Aus dem Vorstand der Landesinnung Parkett- und Fußbodentechnik Baden-­Württemberg hat sich der 57-Jährige nach 17 Jahren vor Kurzem zurückge­zogen: Im Oktober vergangenen Jahres entschloss er sich, den Jüngeren eine Chance zu geben, sich in den Gremien einzubringen. Es sei ein Rückzug ohne jeden Groll gewesen, betont er; das Verhältnis zur Innung und seinen Mitgliedern sei „nach wie vor super“.

Handwerk mit Haltung

Dischinger ist Gründer und Inhaber der Firma Dischinger Parkett und von seiner täglichen Arbeit auch nach mehr als vierzig Jahren im Beruf noch immer begeistert. Das scheint auch anderen aufzufallen: In einer Online-Bewertung seines Betriebs schreibt ein Kunde: „Die schwatzen nicht viel, arbeiten sehr zuverlässig, ich bin mehr als zufrieden.“ Nicht viel erzählen, stattdessen einfach machen: Wer die Südbadener und ihre Lebensart kennt, dem wird das bekannt vorkommen. „Das ist für mich normal und das ist auch normal bei uns. Ist einfach so“, sagt Martin Dischinger.

Dischinger: kleines Team, klare Ausrichtung

Das Team von Dischinger Parkett besteht aus vier Gesellen und einem Azubi, Martin Dischingers Frau im Büro sowie ihm selbst. Parkett steht ganz oben auf der Wunschliste der Kunden, aber auch Vinyl, Lino, ab und zu mal ein textiler Belag. „Ich habe zwei, drei Architekten, mit denen ich zusammenarbeite, plus zwei Bauträger mit dem Schwerpunkt Einfamilienhäuser, ansonsten kommt zu uns vor allem Privatkundschaft, die macht rund achtzig Prozent aus. Neuverlegung und ­Renovierung halten sich die Waage“, berichtet Dischinger. Ein Mosaikparkett, das nicht mehr schön ist, wird durch Landhausdielen ersetzt, außerdem schleifen, ölen und lackieren – so sieht ein typischer Arbeitstag aus.

Ökologie aus Überzeugung

Das nahe Freiburg gilt als Ökohauptstadt mit einem eigenen „Ökoviertel“, dem grünen Stadtteil Vauban mit Holzfassaden und Solardächern. Es entstand Ende der neunziger Jahre nach dem Abzug der französischen Streitkräfte. Das einstige Vor­zeigeviertel der Ökobewegten ist heute ein Stadtteil für besser Betuchte. Manche sagen auch: ein Luxusviertel mit zunehmend betagter Bevölkerung.
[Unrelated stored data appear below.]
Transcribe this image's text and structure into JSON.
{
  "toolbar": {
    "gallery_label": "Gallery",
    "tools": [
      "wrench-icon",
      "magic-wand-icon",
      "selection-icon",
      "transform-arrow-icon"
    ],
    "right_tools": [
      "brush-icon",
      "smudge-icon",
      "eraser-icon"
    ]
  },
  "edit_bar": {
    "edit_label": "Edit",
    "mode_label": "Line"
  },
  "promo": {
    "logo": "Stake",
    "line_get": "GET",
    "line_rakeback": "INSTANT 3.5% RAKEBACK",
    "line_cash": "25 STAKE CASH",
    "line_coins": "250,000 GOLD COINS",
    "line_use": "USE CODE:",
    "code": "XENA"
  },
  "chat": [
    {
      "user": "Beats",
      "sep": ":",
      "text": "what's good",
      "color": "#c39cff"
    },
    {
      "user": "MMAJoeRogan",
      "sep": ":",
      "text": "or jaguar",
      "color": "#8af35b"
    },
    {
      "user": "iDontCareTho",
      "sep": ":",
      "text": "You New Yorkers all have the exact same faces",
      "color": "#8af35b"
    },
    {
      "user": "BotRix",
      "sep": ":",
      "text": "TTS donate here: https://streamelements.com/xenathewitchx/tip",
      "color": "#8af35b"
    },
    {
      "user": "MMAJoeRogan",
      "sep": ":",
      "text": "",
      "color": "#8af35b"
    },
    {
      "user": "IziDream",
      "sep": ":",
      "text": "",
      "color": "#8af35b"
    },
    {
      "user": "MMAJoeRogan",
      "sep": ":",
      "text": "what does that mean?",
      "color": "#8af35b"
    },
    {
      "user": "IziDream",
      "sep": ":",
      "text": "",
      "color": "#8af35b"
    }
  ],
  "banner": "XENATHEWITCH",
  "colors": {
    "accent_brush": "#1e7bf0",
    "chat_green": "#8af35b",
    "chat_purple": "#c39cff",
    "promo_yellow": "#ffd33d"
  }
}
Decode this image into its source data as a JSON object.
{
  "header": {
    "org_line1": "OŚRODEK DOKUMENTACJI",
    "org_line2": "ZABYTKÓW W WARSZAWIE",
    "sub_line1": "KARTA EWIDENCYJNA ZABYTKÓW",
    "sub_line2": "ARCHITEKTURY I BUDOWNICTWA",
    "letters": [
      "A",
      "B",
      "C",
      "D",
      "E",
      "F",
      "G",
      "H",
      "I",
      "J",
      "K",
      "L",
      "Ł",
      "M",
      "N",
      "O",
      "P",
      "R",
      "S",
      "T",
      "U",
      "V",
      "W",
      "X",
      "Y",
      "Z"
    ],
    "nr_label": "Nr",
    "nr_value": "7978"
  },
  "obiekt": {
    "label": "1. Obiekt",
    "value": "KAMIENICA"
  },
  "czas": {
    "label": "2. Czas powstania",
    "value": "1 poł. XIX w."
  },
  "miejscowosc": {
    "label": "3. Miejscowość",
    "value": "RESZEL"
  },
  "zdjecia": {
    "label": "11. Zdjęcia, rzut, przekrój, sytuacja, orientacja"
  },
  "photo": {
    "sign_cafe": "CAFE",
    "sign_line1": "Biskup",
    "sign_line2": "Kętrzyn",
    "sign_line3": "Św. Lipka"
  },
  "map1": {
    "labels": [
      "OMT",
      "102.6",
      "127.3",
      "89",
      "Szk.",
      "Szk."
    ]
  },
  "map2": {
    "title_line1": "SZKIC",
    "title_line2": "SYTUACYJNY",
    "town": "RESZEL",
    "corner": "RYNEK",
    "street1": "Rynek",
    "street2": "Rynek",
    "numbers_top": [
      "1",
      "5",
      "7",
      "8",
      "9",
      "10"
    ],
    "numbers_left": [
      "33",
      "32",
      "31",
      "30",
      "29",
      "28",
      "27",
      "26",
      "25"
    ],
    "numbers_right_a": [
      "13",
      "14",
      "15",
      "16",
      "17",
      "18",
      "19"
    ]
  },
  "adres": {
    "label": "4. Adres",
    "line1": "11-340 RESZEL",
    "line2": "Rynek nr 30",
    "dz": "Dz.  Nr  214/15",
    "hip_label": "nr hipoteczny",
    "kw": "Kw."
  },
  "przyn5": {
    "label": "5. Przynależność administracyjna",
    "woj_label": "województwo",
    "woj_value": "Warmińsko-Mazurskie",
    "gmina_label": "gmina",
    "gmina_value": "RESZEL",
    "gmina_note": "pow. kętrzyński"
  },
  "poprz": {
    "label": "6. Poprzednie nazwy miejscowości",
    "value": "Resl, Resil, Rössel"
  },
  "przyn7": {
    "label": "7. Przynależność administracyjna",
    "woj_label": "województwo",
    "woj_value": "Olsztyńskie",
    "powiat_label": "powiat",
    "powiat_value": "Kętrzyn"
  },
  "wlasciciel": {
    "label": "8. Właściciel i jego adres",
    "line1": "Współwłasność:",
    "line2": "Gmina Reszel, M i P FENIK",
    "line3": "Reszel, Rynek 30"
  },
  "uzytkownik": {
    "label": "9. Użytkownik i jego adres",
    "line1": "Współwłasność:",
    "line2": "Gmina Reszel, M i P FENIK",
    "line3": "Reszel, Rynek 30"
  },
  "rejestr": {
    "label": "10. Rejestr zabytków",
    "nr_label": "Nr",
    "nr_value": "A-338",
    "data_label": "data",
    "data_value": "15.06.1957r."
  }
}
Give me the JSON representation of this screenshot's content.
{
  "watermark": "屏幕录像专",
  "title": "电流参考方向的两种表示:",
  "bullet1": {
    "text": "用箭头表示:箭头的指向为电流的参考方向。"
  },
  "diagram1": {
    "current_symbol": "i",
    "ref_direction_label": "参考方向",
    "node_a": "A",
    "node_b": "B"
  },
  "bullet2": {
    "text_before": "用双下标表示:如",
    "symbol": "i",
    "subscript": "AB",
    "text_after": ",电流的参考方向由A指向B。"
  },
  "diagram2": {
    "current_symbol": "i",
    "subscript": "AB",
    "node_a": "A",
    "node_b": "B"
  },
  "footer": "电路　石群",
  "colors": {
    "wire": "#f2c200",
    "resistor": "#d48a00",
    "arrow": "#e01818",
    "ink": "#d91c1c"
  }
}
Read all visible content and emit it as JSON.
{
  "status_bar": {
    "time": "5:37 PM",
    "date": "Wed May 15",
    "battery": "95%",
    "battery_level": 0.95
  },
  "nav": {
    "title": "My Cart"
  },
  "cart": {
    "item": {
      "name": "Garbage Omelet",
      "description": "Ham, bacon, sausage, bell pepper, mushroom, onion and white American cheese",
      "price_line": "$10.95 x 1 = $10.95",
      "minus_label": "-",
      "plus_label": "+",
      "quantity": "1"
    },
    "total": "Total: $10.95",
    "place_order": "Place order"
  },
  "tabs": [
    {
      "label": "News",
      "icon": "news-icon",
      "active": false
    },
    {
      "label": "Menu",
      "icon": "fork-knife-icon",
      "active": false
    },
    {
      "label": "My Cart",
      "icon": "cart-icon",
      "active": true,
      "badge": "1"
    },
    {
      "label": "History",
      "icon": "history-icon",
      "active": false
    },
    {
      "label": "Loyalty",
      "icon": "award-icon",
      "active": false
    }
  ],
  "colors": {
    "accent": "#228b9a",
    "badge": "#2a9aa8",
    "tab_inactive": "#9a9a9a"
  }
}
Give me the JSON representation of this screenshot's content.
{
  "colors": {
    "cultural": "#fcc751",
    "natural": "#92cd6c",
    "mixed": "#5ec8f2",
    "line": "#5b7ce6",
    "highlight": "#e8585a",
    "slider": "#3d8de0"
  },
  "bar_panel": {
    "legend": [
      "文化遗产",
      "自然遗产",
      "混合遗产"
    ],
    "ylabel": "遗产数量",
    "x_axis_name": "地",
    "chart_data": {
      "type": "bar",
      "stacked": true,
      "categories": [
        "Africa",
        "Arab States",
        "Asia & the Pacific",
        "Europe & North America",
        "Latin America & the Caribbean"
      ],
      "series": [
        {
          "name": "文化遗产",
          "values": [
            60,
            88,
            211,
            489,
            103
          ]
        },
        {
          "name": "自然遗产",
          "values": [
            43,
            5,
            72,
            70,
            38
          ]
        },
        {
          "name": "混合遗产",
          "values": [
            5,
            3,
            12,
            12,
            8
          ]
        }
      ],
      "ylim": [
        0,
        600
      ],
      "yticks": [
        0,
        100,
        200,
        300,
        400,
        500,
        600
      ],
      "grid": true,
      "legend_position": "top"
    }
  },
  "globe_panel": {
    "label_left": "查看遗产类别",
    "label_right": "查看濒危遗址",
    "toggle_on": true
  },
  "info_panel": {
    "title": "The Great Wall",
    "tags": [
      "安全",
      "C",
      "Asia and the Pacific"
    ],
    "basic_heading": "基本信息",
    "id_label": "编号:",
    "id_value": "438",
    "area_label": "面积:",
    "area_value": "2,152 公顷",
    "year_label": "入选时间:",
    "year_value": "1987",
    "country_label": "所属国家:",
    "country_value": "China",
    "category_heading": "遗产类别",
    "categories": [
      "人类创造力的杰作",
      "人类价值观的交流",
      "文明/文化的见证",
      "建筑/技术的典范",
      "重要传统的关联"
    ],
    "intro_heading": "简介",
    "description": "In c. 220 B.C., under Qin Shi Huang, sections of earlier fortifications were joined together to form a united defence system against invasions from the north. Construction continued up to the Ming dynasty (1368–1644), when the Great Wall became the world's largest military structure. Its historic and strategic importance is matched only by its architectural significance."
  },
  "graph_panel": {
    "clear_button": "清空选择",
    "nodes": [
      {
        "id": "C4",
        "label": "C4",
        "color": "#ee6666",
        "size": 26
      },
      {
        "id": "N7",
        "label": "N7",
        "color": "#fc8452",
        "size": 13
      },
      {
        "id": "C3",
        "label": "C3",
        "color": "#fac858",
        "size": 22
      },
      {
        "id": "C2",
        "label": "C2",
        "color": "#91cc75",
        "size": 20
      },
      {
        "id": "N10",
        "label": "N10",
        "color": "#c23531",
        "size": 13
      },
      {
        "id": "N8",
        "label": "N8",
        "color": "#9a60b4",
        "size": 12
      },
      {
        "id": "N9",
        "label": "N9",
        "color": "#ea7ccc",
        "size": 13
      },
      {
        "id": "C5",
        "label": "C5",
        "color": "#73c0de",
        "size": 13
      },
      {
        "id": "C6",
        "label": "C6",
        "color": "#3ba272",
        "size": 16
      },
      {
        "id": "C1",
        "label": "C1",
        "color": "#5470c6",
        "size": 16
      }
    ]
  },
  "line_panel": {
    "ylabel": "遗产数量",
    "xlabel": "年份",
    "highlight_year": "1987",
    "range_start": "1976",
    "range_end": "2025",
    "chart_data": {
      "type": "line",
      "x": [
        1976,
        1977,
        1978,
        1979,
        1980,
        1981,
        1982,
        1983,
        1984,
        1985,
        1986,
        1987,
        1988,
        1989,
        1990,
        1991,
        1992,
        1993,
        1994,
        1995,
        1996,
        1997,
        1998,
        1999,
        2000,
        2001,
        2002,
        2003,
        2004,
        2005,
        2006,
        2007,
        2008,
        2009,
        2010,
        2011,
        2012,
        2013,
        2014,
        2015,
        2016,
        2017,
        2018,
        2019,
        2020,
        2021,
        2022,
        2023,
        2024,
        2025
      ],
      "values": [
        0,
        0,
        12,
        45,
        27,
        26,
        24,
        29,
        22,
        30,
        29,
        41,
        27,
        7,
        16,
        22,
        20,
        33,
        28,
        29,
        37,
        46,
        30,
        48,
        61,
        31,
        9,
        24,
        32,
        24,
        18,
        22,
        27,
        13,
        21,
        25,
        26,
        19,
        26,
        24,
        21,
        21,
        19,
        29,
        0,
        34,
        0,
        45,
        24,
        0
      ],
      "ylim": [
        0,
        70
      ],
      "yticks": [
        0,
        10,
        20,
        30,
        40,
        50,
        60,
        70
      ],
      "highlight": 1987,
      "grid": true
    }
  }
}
Und quasi überall dort liegen Holzböden, die irgendwann saniert oder renoviert ­werden müssen.

Dass Kunden aus diesem Segment zu Dischinger kommen und gezielt ökologische Produkte verlangen, komme trotzdem eher selten vor, erklärt der Parkettlegermeister: „Das bringe ich im Beratungsgespräch an. Ich arbeite aber sowieso auch nur mit ökologisch orientierten Lieferanten. Chinaware und so gibt’s bei uns nicht. Was wir anbieten, kostet etwas mehr, aber die Qualität ist wesentlich besser.“ Wegen des Preises sei aber noch niemand wieder aus dem Laden gegangen, sagt Dischinger. Eher werde es mal statt der ganz großen Landhausdiele die etwas kleinere.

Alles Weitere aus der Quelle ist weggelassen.